The default value for dynamicdateformats is:
[ "strict_date_optional_time","yyyy/MM/dd HH:mm:ss Z||yyyy/MM/dd Z"]
nested_object_numeric_detection
Type: bool
Default: true
While JSON has support for native floating point and integer data types, some applications or languages may sometimes render numbers as strings. Usually the correct solution is to map these fields explicitly, but numeric detection (which is disabled by default) can be enabled to do this automatically.
nested_object_text_mapping
Type: String (as JSON)
Default: {
"type": "keyword",
"ignore_above": 10922,
"normalizer": "lowercase",
"copy_to": "zdb_all"
}
By default, ZomboDB will map "string" properties found in nested objects (fields of type 'json' or 'jsonb') using the above type mapping -- they'll be indexed as full-value keywords.

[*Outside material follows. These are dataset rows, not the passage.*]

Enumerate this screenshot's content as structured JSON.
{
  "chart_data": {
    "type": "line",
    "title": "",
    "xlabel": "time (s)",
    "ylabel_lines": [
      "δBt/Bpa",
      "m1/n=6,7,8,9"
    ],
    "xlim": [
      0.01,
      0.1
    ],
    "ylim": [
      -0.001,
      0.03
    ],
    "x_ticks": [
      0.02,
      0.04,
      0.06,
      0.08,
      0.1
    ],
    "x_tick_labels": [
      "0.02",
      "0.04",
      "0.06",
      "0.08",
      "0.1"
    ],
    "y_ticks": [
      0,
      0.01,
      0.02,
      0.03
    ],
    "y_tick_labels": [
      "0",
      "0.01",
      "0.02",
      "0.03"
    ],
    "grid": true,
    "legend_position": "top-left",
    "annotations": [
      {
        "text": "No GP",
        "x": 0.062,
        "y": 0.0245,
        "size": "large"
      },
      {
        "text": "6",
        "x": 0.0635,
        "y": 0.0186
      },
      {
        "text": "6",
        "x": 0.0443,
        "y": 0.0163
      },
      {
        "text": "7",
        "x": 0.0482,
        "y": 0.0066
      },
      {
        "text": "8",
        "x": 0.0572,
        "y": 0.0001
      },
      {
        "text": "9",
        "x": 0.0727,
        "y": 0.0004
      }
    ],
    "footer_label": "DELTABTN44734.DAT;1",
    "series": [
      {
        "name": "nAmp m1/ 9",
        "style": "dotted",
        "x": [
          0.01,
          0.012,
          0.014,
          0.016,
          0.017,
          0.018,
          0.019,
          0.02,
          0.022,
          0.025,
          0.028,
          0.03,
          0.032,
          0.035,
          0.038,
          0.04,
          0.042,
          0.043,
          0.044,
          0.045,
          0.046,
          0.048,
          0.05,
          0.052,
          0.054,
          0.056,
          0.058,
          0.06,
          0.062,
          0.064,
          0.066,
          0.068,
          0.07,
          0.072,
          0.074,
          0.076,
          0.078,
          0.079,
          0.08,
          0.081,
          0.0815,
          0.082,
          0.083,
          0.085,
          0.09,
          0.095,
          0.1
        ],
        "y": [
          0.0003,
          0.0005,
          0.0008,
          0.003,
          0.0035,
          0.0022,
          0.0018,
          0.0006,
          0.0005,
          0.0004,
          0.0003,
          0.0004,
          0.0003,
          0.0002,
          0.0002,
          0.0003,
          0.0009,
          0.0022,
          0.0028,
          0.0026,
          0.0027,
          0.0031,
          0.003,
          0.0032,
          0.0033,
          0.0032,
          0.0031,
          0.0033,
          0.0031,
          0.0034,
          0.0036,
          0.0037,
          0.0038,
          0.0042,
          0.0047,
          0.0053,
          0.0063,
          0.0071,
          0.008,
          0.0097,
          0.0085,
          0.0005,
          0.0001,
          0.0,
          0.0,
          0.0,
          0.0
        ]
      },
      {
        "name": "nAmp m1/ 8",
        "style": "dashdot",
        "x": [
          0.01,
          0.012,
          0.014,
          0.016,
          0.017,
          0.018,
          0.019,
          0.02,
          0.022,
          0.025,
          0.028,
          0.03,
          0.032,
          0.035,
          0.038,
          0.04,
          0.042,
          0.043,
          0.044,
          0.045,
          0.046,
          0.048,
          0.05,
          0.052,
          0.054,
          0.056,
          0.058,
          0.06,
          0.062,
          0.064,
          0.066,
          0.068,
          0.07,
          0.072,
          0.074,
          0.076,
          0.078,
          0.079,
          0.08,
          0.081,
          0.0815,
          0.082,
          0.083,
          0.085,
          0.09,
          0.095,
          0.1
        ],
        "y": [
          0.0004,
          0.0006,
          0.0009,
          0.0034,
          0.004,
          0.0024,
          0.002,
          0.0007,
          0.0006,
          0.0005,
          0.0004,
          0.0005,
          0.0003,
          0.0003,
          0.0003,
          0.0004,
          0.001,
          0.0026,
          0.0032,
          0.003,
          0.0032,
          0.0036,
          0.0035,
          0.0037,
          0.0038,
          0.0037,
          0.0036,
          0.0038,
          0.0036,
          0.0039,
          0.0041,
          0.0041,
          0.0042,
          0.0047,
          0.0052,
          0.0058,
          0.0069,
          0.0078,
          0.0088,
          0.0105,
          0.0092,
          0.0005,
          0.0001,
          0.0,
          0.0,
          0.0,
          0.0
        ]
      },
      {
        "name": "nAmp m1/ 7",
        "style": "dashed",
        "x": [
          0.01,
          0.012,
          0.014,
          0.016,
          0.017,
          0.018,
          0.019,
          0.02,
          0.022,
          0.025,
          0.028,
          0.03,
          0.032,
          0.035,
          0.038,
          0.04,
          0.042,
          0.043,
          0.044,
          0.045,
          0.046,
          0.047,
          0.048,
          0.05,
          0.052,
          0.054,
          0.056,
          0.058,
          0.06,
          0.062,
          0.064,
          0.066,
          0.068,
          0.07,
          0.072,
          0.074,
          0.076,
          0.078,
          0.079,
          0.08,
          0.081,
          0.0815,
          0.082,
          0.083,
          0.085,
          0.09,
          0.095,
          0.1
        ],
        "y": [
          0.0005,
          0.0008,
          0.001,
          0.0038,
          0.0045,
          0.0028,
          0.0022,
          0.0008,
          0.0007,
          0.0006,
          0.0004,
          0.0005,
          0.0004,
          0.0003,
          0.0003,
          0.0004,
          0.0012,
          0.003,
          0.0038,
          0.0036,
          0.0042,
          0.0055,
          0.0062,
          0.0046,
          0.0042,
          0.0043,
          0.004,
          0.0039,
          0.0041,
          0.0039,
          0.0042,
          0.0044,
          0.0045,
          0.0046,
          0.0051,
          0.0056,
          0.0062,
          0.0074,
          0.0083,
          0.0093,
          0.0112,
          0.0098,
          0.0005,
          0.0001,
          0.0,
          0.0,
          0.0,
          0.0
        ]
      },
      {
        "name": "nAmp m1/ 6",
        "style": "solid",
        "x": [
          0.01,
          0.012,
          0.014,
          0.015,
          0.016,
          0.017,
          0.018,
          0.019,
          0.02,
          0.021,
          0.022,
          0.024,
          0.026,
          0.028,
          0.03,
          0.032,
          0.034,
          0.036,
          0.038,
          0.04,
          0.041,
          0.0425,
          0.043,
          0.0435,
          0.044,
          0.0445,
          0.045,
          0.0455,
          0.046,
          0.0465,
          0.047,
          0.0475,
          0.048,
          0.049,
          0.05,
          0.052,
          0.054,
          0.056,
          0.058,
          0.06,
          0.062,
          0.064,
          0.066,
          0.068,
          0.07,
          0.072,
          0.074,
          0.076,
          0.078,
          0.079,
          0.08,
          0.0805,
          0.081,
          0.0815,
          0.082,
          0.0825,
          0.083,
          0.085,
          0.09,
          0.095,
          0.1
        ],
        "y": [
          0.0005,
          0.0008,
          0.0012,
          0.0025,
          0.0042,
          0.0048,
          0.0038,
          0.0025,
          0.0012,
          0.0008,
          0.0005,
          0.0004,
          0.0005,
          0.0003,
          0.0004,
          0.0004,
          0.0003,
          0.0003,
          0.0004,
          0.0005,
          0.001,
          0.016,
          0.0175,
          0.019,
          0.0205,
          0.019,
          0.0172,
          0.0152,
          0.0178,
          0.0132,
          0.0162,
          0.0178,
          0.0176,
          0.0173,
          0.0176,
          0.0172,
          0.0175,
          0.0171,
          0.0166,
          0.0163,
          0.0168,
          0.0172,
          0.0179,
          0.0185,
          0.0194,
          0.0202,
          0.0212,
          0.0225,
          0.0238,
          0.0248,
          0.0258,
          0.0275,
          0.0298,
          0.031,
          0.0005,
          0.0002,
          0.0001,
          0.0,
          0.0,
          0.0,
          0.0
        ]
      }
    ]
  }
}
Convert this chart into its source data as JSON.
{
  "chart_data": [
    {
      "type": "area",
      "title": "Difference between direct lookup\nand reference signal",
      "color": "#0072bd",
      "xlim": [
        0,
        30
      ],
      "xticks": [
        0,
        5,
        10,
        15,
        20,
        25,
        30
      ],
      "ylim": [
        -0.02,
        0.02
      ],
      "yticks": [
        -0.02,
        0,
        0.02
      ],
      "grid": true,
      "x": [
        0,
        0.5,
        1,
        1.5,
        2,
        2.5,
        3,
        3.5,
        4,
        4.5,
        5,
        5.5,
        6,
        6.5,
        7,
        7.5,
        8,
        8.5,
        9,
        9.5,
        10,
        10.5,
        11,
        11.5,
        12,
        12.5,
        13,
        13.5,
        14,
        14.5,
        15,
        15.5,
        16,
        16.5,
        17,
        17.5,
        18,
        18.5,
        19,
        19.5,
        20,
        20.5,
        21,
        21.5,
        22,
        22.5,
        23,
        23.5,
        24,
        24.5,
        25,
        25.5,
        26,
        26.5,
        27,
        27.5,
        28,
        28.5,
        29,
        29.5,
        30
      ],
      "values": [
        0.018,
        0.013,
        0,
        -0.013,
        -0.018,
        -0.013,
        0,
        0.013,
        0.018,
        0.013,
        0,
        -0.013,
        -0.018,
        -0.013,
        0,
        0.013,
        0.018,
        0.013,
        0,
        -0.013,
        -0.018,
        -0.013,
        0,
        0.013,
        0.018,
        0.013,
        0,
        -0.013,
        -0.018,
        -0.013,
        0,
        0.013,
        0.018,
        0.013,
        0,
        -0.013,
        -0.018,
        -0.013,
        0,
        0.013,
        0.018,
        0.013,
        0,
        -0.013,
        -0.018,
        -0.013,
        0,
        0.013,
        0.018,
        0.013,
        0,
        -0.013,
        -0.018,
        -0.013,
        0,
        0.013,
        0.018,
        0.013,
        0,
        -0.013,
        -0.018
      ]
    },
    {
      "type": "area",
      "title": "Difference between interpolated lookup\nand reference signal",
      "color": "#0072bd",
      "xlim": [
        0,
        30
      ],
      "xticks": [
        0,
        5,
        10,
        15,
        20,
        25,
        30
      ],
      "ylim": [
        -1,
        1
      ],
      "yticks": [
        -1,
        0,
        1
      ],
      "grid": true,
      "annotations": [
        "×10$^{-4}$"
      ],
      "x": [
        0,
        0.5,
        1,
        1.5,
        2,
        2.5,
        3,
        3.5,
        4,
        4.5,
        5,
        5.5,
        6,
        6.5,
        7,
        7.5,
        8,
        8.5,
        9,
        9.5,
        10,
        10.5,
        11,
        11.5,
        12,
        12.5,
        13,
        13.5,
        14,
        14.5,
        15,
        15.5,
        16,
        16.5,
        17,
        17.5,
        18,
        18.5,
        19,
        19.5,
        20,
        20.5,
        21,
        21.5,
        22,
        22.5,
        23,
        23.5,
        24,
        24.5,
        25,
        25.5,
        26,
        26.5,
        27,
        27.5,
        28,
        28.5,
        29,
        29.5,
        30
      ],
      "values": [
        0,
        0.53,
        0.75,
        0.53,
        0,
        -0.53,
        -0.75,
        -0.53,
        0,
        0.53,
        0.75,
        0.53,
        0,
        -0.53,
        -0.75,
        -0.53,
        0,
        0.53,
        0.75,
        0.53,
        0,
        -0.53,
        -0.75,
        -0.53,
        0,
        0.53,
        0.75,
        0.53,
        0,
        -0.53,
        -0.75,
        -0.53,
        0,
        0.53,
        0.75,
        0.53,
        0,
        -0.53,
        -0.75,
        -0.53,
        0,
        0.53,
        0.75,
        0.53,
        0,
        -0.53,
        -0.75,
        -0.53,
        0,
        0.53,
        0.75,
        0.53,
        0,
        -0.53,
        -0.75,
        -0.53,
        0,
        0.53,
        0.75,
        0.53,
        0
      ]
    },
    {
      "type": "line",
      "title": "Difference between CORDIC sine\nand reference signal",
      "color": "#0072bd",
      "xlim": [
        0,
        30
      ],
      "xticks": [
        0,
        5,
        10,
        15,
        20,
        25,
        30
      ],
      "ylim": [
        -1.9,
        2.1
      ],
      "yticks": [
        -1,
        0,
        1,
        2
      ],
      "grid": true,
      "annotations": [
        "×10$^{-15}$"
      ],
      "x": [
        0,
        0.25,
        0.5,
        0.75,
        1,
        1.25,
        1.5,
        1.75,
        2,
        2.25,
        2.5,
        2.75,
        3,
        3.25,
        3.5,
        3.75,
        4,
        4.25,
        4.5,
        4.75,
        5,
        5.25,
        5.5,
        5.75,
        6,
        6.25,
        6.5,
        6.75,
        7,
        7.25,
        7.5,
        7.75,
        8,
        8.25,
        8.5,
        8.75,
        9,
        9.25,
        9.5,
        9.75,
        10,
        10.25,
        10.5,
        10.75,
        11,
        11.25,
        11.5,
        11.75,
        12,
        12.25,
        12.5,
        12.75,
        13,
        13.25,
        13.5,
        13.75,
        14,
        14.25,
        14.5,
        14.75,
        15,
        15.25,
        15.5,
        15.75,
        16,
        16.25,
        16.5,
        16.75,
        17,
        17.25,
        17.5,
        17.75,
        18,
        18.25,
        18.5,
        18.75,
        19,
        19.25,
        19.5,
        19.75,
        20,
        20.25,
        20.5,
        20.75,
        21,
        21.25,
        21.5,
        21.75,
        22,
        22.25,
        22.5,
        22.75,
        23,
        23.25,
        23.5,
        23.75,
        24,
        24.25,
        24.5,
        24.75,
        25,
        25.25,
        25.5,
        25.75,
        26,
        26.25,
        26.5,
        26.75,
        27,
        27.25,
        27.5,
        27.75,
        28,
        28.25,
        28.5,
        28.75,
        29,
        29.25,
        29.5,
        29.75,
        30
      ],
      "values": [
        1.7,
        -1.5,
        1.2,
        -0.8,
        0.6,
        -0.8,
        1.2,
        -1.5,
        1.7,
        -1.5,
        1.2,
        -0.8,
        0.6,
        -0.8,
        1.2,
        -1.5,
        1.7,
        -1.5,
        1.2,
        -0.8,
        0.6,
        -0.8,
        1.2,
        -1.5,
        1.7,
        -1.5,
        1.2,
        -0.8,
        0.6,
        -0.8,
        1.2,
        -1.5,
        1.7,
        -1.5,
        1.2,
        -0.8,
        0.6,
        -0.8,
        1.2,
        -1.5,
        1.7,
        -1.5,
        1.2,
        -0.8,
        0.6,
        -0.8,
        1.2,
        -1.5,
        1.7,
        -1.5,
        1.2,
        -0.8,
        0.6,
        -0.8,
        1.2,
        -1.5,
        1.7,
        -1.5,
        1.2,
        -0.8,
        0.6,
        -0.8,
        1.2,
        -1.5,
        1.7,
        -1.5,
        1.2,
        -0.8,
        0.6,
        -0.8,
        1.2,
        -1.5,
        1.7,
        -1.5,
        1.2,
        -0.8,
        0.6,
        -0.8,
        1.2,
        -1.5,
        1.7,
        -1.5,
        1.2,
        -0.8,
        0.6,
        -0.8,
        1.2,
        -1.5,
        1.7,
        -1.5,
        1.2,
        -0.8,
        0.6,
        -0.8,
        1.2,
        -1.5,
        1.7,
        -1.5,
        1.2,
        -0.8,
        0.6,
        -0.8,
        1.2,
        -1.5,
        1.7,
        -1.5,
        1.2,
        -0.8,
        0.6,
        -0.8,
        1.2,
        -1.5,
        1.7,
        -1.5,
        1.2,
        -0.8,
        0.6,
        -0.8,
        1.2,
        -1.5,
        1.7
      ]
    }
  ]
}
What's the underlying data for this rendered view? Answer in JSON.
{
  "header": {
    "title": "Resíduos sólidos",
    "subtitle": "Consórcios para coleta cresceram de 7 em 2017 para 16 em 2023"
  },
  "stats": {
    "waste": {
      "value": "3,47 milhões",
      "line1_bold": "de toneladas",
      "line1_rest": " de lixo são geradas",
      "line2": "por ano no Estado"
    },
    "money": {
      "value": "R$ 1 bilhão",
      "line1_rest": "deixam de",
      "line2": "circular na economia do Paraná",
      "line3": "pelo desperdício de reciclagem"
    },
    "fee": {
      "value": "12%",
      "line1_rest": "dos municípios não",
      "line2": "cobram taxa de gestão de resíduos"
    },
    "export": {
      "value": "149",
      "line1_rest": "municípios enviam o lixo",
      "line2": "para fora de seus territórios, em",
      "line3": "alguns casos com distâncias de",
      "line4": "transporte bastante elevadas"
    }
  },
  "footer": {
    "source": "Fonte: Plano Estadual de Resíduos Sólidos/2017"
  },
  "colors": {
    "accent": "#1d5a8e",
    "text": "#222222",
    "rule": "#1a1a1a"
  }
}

You can override this at CREATE INDEX
time.
Advanced Options
include_source
Type: bool, default 'true'
Should the source of each row be included in the _source field of the document within Elasticsearch?
Turning this off is useful for reducing the size of the documents, but it's not recommended for production use. The primary problem with this is that it makes it impossible to properly UPDATE/DELETE rows. This is for experts only.
options
Type: comma-separated String of index link definitions
options
is a ZomboDB-specific string that allows you to define how this index relates to other indexes. This is an
advanced-use feature and is documented here.
Changes via ALTER INDEX
take effect immediately.
field_lists
Type: comma-separated String
Allows to define lists fields that, when queried, are dynamically expanded to search their defined list of other fields. The syntax for this setting is:
field_lists='fake_field1=[a, b, c], fake_field2=[d,e,f], ...'
This can be useful, for example, for searching all "date" fields at once, or defining a set of fields that represent "names" or "locations". Note that each field in a list must be of the same underlying Postgres data type.
Changes via ALTER INDEX
take effect immediately.